This is a second chance romance, but if you love a Big Grovel, you won’t find it here.
Plot: our heroine is the kind of secret child of a mega star who has been effectively in hiding since her mom took her and they left LA for the solitude of a small town. For her 18th birthday, she goes on vacation to London, meets a super cute boy, and has a whirlwind romance. Which he ends by selling her story to a gossip magazine. The story picks up 14 years later when they meet again.
The romance is really the focus of this story but honestly, the real gem here is the relationship between Tate, her mom, and her grandmother. It’s not perfect, the way good relationships between women seem to feel the need to be done, but rather a group of women bound by love and mutual respect sufficient to overcome their differences in personality and ambitions. It reminded me a lot of the Villanueva women from Jane the Virgin.
The protagonists have quite a bit of chemistry. The dialogue is very natural and the secondary characters are treated with a lot of love given how little time they actually get on the page.
The progression of the romance itself felt really rushed, and while I sympathize with the reasons for Sam’s betrayal there is barely any time at all after we find out that Tate forgives him. And he doesn’t even apologize. So. I don’t know. I needed more than what the story gave me to buy into it.
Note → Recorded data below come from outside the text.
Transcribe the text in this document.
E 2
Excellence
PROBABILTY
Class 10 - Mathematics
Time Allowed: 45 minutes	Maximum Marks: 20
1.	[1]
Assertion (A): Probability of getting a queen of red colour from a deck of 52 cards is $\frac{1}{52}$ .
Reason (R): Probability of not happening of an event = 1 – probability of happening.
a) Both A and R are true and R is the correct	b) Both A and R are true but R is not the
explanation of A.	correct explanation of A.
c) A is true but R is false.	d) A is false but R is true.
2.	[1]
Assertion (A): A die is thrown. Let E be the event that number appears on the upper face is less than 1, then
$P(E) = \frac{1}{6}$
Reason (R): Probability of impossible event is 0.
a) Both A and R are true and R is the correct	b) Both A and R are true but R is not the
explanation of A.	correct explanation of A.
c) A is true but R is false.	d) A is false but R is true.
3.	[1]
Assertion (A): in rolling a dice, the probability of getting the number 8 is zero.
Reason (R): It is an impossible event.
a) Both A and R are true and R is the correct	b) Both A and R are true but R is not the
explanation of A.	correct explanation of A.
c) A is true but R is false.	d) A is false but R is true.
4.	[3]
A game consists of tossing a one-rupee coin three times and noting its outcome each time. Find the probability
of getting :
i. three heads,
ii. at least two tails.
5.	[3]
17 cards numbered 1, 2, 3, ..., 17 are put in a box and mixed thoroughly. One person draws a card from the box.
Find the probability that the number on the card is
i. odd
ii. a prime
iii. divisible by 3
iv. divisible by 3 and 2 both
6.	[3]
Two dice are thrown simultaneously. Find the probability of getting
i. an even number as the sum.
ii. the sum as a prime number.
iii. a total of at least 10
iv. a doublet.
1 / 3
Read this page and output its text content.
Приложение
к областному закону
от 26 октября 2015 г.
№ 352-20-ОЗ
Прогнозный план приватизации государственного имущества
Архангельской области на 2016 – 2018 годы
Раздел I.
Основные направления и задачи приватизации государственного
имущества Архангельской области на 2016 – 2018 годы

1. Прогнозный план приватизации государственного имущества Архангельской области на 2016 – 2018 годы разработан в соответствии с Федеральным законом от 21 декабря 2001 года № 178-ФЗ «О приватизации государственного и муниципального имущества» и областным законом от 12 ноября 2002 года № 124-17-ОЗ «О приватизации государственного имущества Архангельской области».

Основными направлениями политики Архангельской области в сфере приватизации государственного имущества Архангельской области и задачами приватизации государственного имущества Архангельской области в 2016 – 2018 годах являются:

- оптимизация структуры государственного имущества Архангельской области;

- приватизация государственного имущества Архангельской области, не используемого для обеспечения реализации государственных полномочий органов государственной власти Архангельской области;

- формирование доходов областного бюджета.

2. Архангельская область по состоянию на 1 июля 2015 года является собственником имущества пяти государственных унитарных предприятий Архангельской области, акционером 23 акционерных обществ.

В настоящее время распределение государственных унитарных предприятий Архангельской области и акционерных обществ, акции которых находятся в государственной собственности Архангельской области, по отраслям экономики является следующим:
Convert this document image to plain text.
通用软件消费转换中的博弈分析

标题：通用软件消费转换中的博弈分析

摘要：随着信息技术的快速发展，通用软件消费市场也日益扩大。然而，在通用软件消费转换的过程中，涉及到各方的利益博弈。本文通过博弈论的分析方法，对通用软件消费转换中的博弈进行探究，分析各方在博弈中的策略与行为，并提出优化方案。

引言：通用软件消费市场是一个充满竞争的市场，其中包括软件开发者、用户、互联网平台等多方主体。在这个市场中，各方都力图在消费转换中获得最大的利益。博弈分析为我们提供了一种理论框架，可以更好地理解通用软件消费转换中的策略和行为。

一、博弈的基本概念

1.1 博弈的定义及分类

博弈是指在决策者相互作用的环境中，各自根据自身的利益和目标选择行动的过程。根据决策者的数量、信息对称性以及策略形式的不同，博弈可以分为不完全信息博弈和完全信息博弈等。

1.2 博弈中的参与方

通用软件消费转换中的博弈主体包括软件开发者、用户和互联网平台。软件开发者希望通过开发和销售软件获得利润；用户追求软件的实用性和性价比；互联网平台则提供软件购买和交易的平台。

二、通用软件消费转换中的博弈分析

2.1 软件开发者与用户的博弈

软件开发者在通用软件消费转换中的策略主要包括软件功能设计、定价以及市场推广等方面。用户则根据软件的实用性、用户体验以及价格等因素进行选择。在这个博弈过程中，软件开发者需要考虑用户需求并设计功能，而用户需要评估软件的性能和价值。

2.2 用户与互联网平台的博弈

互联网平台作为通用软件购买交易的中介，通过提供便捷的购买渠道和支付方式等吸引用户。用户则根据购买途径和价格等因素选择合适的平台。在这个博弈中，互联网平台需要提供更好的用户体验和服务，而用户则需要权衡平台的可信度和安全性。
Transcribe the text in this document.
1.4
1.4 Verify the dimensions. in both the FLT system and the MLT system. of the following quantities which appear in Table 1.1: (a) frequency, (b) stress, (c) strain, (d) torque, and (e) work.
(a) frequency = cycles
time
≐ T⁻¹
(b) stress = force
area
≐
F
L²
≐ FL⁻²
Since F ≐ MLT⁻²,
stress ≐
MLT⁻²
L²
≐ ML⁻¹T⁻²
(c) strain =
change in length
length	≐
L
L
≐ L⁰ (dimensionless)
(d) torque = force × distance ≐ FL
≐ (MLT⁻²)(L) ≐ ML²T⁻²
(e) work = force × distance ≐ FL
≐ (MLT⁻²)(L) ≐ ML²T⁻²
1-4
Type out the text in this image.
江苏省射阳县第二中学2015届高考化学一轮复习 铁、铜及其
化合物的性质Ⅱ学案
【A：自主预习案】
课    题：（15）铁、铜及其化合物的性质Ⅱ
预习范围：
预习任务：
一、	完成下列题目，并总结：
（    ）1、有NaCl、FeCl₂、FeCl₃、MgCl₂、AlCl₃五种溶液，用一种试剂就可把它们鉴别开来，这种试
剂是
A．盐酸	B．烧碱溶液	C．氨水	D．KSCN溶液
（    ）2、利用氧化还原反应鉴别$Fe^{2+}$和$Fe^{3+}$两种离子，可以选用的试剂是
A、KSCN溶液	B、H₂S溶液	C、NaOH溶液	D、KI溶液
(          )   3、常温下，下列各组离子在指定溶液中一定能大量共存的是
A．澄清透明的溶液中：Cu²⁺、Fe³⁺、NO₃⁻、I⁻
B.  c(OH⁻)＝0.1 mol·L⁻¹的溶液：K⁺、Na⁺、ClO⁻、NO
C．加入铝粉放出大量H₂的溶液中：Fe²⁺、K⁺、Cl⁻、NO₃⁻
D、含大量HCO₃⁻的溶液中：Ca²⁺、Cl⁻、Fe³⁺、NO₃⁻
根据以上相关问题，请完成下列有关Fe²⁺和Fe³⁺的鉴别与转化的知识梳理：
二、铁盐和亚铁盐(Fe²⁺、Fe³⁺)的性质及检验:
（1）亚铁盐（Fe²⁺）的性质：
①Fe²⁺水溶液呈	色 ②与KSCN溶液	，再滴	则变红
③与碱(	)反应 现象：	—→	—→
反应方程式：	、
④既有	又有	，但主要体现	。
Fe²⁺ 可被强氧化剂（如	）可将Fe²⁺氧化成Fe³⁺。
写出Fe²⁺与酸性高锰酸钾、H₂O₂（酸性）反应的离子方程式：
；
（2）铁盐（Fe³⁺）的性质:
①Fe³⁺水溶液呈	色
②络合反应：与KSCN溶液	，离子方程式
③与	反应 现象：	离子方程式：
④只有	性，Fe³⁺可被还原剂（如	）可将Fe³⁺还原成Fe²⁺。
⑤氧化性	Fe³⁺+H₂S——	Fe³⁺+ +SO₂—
The other oddity about this story is that at the centre is the love story between Sam’s grandparents, a Black man and a white woman in the 50s and the difficulties they faced. Only Sam is white and so is Tate and it felt a little odd to have a pretty straightforward romance between two white people play out in front of a backdrop of two people who overcame social stigma, prejudice, and actual danger to their lives to be with the person they cared about. I was expecting at least an attempt at creating a parallel there, but there wasn’t, which kind of made it feel like an attempt to incorporate the topic of race into the story without really engaging with it.